SpringBoot Actuator doesn't use the CORS Configuration with default security configuration and Spring MVC

If Spring Security can add this as a default, we don't need to do anything. If Spring Security doesn't make this a default, we need to see how this can be done. Adding http.cors() here wouldn't work for Jersey because there is no CorsFilter or CorsConfigurationSource

Comment From: michael-simons

@wilkinsona pointed me at this ticket. I'm about to write some config for exactly having that feature with Actuator on Jersey.

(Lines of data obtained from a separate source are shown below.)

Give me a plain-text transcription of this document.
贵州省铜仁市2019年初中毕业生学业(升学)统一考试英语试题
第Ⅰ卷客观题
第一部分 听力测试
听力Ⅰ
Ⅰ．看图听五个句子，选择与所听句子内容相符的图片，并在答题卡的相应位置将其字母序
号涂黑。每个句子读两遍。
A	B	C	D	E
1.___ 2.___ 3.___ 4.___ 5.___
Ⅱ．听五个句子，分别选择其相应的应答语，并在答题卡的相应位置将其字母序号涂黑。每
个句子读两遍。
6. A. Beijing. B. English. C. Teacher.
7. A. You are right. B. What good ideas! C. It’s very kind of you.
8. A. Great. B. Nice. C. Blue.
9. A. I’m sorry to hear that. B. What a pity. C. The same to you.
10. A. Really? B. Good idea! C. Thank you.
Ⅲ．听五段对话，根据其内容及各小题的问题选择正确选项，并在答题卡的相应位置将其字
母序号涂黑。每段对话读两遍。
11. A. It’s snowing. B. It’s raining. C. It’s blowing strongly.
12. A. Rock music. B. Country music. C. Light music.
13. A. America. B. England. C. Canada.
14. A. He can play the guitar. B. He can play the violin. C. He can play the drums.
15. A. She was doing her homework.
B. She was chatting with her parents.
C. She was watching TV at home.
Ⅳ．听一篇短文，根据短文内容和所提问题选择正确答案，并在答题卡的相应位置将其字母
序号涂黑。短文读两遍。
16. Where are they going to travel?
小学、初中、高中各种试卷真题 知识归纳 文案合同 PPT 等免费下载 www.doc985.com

Regarding Spring Security: Wouldn't that tangle Actuator and Security again?

Comment From: mbhave

If Spring Security added it as a default, Spring Boot wouldn't need to add anything extra and it would just rely on Spring Security's defaults. It wouldn't tangle Actuator and Security because there would be no actuator specific configuration in Spring Boot's security auto-config.

Comment From: mbhave

See #9548.

Comment From: mbhave

Unblocking this as we have a separate configuration for the management endpoints now in order to expose health and info. So even if Spring Security adds it as a default we would need to call .cors() in the management security auto-configuration.

Comment From: mbhave

I tagged the wrong issue.

Comment From: mbhave

Blocked on https://github.com/spring-projects/spring-framework/issues/26257

Comment From: mbhave

I've created a separate issue for Webflux.

Comment From: mbhave

Reopening this issue because adding cors will fail for Jersey. Spring Security throws an exception if .cors() is invoked without a CorsFilter or a CorsConfigurationSource bean.